Our last Accounts from the Southward are that Ld Cornwallis being surprised at a Tory’s house at dinner, Rode off thro’ a hot fire of the Militia & went off immediately in a litter to Charles Town said by deserters to be Mortally wounded. That his Army was surrounded by different parties of ours all of both very hungry, except Sumpter’s party who were foremost & had the picking of the Provisions. That Tarlton’s horse had made a Charge upon Sumpter in his Camp, but found him so well prepared that he was glad to scamper off as quickly as his lean Cavalry could do, leaving ten killed and twenty prisoners.2 I suppose he hoped for another surprise.

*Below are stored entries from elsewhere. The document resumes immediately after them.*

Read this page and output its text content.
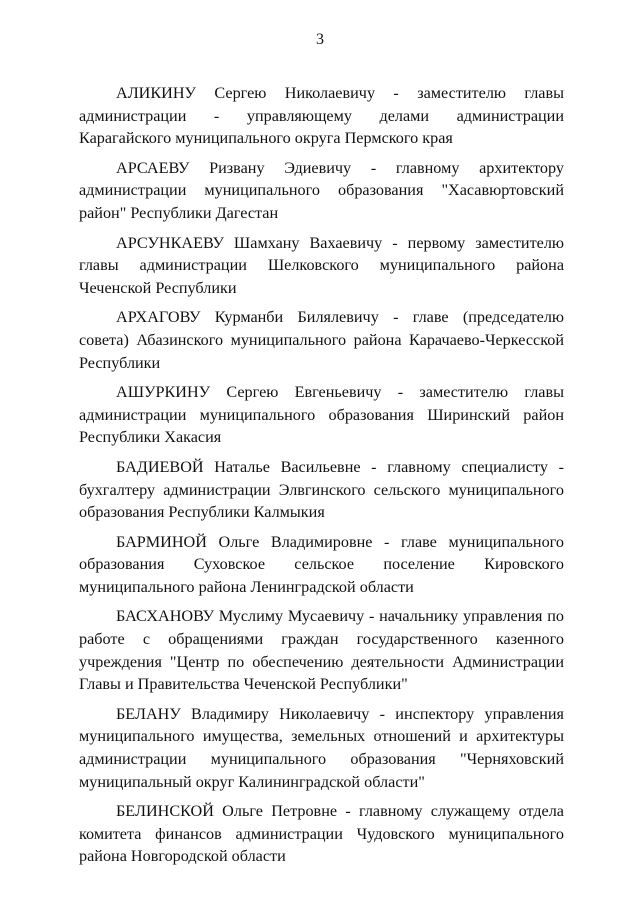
3

АЛИКИНУ Сергею Николаевичу - заместителю главы администрации - управляющему делами администрации Карагайского муниципального округа Пермского края

АРСАЕВУ Ризвану Эдиевичу - главному архитектору администрации муниципального образования "Хасавюртовский район" Республики Дагестан

АРСУНКАЕВУ Шамхану Вахаевичу - первому заместителю главы администрации Шелковского муниципального района Чеченской Республики

АРХАГОВУ Курманби Билялевичу - главе (председателю совета) Абазинского муниципального района Карачаево-Черкесской Республики

АШУРКИНУ Сергею Евгеньевичу - заместителю главы администрации муниципального образования Ширинский район Республики Хакасия

БАДИЕВОЙ Наталье Васильевне - главному специалисту - бухгалтеру администрации Элвгинского сельского муниципального образования Республики Калмыкия

БАРМИНОЙ Ольге Владимировне - главе муниципального образования Суховское сельское поселение Кировского муниципального района Ленинградской области

БАСХАНОВУ Муслиму Мусаевичу - начальнику управления по работе с обращениями граждан государственного казенного учреждения "Центр по обеспечению деятельности Администрации Главы и Правительства Чеченской Республики"

БЕЛАНУ Владимиру Николаевичу - инспектору управления муниципального имущества, земельных отношений и архитектуры администрации муниципального образования "Черняховский муниципальный округ Калининградской области"

БЕЛИНСКОЙ Ольге Петровне - главному служащему отдела комитета финансов администрации Чудовского муниципального района Новгородской области
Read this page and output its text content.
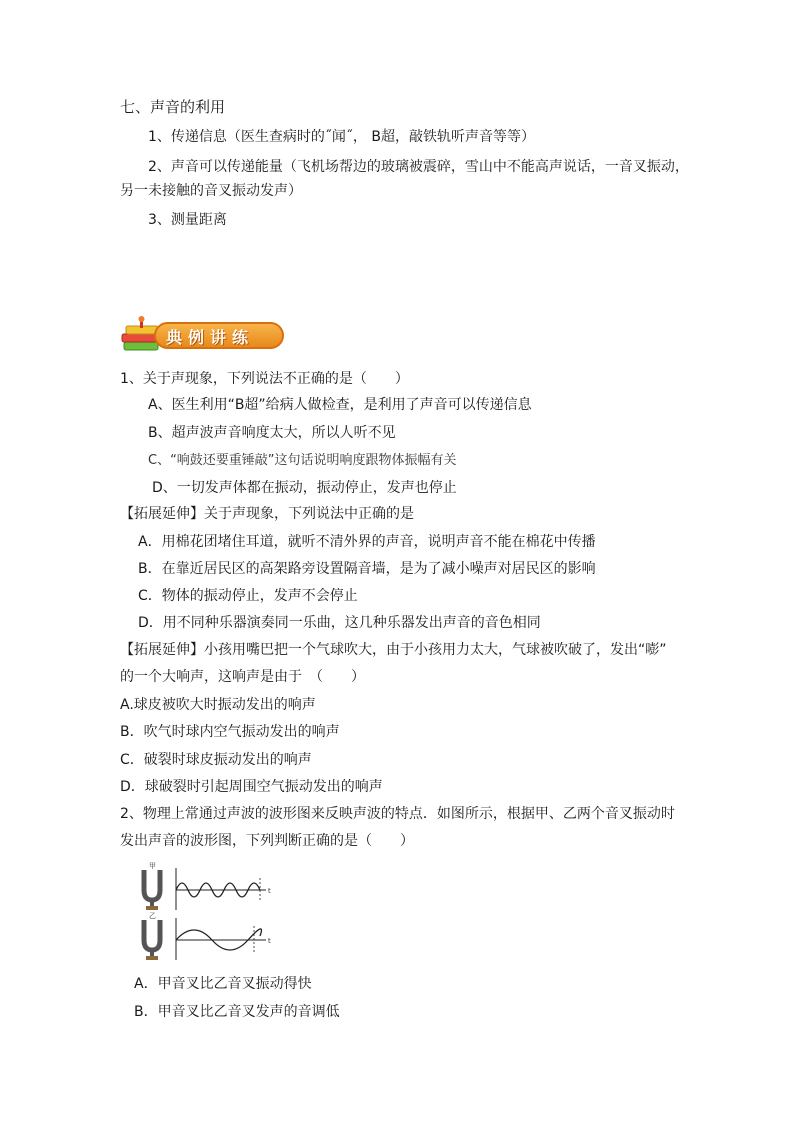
七、声音的利用
1、传递信息（医生查病时的˝闻˝， B超，敲铁轨听声音等等）
2、声音可以传递能量（飞机场帮边的玻璃被震碎，雪山中不能高声说话，一音叉振动，
另一未接触的音叉振动发声）
3、测量距离
典例讲练
1、关于声现象，下列说法不正确的是（　　）
A、医生利用“B超”给病人做检查，是利用了声音可以传递信息
B、超声波声音响度太大，所以人听不见
C、“响鼓还要重锤敲”这句话说明响度跟物体振幅有关
D、一切发声体都在振动，振动停止，发声也停止
【拓展延伸】关于声现象，下列说法中正确的是
A．用棉花团堵住耳道，就听不清外界的声音，说明声音不能在棉花中传播
B．在靠近居民区的高架路旁设置隔音墙，是为了减小噪声对居民区的影响
C．物体的振动停止，发声不会停止
D．用不同种乐器演奏同一乐曲，这几种乐器发出声音的音色相同
【拓展延伸】小孩用嘴巴把一个气球吹大，由于小孩用力太大，气球被吹破了，发出“嘭”
的一个大响声，这响声是由于　（　　）
A.球皮被吹大时振动发出的响声
B．吹气时球内空气振动发出的响声
C．破裂时球皮振动发出的响声
D．球破裂时引起周围空气振动发出的响声
2、物理上常通过声波的波形图来反映声波的特点．如图所示，根据甲、乙两个音叉振动时
发出声音的波形图，下列判断正确的是（　　）
甲
t
乙
t
A．甲音叉比乙音叉振动得快
B．甲音叉比乙音叉发声的音调低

I am told the Assembly are raising a fund of Negroes & Plate as a means of recruiting our Army for the War according to your Requisition on that head, but mean to contravene your Wishes on the subject of money, intending I hear a large New Emission & to make that as well as what was emitted under the Act of last Session, and all Certificates, payable for taxes of the next year, which will of course leave so much of the old money in Circulation & stop a proportion of the New from coming forth, & so retard, if not defeat the purpose of Congress upon that great subject. I take this only from report & it may be misrepresented; or if such be the present opinion as they have yet a very thin House, it may change in the progress of laws framed on the subject, which is a deep & delicate one & may Heaven give them Wisdom to discover what is best & I doubt not their Integrity in adopting it.3 I don’t hear they have proceeded yet to any Elections of a Chancellor or Members to Congress. I suppose they wait to be fuller.4 I have a horid pen & can’t see to mend it, so will only add that I am

Yours Affectionately

Edmd Pendleton

2To have Cornwallis surprised at dinner was apparently a favorite item of idle gossip (Pendleton to JM, 30 October 1780). In fact, Cornwallis had recently recovered from illness and was safe at his headquarters at Winnsboro, S.C. The sentence about Lieutenant Colonel Tarleton and General Sumter may intermix two actions. On 9 November, the latter repulsed a British force under Major James Wemyss at Fish Dam Ford on the Broad River in South Carolina (Journals of the Continental Congress, XVIII, 1122). Eleven days later in a heavier action at Blackstock’s Plantation, near the Tiger River in the same state, Sumter fought off an attack by Tarleton’s troops, with considerable loss on both sides. For Cornwallis’ letter of 3 December 1780 to General Clinton, describing these engagements, see Benjamin F. Stevens, ed., The Campaign in Virginia, I, 302–9. Christopher Ward, in War of the Revolution, II, 746–47, tempers the pro-British bias of Cornwallis’ account. See also JM to Pendleton, 19 December 1780, n. 3.

3See Jones to JM, 18 November 1780, nn. 6 and 7.